Abstract
Valleys, lakes and fjords are spectacular features of the Norwegian landscape. Yet, their beauty often contrasts with the natural hazard that they represent. Three lacustrine systems in the Nordfjord region (Western Norway) have been surveyed combining simultaneously 3.5 kHz (pinger) single-channel and 1 in3 airgun multi-channel systems. Amalgamating these data with information retrieved from sediment coring provide a string tool for calibrating the geophysical information and for chronologically constrain the different units uncovered in the lake basin. The seismostratigraphic analysis of the geophysical data is interpreted to reflect glaciomarine sedimentation during ice retreat and transition to marine and lacustrine sedimentation as glacio-isostatic rebound turned the fjord into a land-locked lake. In both the marine and lacustrine records there is evidence for mass-wasting activity in the form of rock avalanches, debris-flows and turbidites and other forms of rapidly deposited layers (RDL). One of the thickest (>3m) recorded RDL in these lacustrine basins is the 8180-8030 cal yr BP Storegga tsunami event. Sedimentological and geochemical analyses of the Storegga RDL provide important insights into the mechanisms and environmental behavior of a lacustrine setting threaten under such geohazard.

January 15th, 1905 and September 13th, 1936 are recorded in Norwegian history as dates of occurrence of the most devastating natural hazards in modern times. During these two catastrophes, large rock-falls collapsed into the valley provoking tsunami waves as high as 74 m and killing all together more than 135 people. Evidence for these disasters appears in the seismic record as well as older unknown events preceding historical times. During the 1936 event over one million m3 of rock material collapsed into the lake from Mount Ramnefjellet, resulting in the formation of a turbidite, seiche and slide deposits that covered almost all the basin floor reaching up to 3 m thickness.

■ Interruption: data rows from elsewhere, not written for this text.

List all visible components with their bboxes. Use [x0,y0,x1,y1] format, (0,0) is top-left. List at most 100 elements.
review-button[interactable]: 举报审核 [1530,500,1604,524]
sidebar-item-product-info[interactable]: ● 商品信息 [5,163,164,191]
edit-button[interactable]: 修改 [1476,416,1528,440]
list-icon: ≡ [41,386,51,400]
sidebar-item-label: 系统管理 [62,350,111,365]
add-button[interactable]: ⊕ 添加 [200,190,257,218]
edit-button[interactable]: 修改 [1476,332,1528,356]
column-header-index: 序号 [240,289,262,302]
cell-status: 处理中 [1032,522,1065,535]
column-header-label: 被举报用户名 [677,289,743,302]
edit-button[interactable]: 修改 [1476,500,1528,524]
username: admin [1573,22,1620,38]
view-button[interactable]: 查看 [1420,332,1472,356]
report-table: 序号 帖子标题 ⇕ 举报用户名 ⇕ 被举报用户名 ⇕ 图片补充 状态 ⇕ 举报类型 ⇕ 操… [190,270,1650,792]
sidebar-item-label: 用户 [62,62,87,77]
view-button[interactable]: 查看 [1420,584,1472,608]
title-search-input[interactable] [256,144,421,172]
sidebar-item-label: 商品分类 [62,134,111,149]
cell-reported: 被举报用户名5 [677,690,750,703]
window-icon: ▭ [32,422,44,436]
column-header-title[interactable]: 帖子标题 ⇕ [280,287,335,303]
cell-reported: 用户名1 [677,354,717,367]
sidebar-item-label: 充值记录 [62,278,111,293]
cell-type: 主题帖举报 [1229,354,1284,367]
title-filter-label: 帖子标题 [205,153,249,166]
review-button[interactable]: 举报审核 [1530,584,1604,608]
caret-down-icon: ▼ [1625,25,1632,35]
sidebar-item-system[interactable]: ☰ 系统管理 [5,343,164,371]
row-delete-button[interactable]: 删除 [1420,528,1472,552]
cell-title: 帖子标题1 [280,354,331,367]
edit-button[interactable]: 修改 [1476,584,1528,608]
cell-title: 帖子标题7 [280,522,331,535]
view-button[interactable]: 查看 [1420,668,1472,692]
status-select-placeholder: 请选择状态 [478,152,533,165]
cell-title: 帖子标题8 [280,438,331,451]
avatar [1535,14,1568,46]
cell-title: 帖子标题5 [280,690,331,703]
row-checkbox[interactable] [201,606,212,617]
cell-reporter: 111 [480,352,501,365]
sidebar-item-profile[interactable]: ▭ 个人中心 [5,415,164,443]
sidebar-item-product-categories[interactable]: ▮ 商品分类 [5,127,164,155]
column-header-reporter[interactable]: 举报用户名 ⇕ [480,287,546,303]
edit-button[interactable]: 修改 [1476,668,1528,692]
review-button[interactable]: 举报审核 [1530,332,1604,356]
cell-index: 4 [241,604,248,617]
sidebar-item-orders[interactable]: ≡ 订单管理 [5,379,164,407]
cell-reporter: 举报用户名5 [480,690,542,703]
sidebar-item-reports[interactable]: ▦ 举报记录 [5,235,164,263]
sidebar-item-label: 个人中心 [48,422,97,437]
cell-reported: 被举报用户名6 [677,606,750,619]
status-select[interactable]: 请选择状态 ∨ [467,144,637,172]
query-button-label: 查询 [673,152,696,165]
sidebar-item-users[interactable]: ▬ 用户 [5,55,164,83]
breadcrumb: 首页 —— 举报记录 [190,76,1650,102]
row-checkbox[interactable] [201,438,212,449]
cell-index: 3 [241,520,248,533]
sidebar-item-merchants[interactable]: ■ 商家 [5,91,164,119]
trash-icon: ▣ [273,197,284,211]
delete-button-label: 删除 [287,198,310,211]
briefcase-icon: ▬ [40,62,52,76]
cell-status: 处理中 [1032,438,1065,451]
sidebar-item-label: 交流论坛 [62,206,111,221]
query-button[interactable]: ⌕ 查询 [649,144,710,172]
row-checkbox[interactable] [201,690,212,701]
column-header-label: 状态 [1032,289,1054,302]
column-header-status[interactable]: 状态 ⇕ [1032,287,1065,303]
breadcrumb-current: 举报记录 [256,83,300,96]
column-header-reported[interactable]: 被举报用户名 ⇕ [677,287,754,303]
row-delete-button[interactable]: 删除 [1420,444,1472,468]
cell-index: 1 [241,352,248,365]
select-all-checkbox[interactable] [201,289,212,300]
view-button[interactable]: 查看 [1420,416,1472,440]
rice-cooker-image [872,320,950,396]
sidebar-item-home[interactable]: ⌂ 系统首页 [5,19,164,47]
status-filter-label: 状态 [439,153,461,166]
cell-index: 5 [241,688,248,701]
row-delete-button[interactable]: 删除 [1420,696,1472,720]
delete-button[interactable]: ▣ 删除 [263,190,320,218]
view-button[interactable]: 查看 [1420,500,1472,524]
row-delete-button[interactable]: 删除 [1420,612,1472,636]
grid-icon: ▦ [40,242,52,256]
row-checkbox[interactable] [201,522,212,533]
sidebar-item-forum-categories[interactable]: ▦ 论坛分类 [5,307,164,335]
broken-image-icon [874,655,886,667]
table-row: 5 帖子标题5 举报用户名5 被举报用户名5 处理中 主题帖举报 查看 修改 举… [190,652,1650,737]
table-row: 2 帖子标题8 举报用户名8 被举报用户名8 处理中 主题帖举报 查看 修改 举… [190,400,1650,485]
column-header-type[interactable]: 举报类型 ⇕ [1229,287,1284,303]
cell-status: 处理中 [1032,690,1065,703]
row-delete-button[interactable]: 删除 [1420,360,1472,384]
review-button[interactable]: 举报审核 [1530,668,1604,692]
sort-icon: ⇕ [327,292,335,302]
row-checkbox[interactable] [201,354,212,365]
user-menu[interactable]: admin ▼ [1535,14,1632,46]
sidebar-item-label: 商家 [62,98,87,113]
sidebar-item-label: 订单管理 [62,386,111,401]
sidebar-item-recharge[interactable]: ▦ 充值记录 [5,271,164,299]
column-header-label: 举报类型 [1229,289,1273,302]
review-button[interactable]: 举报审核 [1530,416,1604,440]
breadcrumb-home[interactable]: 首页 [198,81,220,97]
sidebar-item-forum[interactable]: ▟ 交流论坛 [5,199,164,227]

Using a physically-based mathematical model we have numerically simulated the 1936 landslide and related tsunami in order to better understand the effects of such events on a small lacustrine basin. This kind of dataset is the first in Norwegian lakes providing valuable information that can be further amalgamated with other historical, marine and terrestrial records. The geophysical data permit extending the identification of mass wasting events beyond the historical record providing a model that can be applied to comparable basins at various temporal and geographical scales.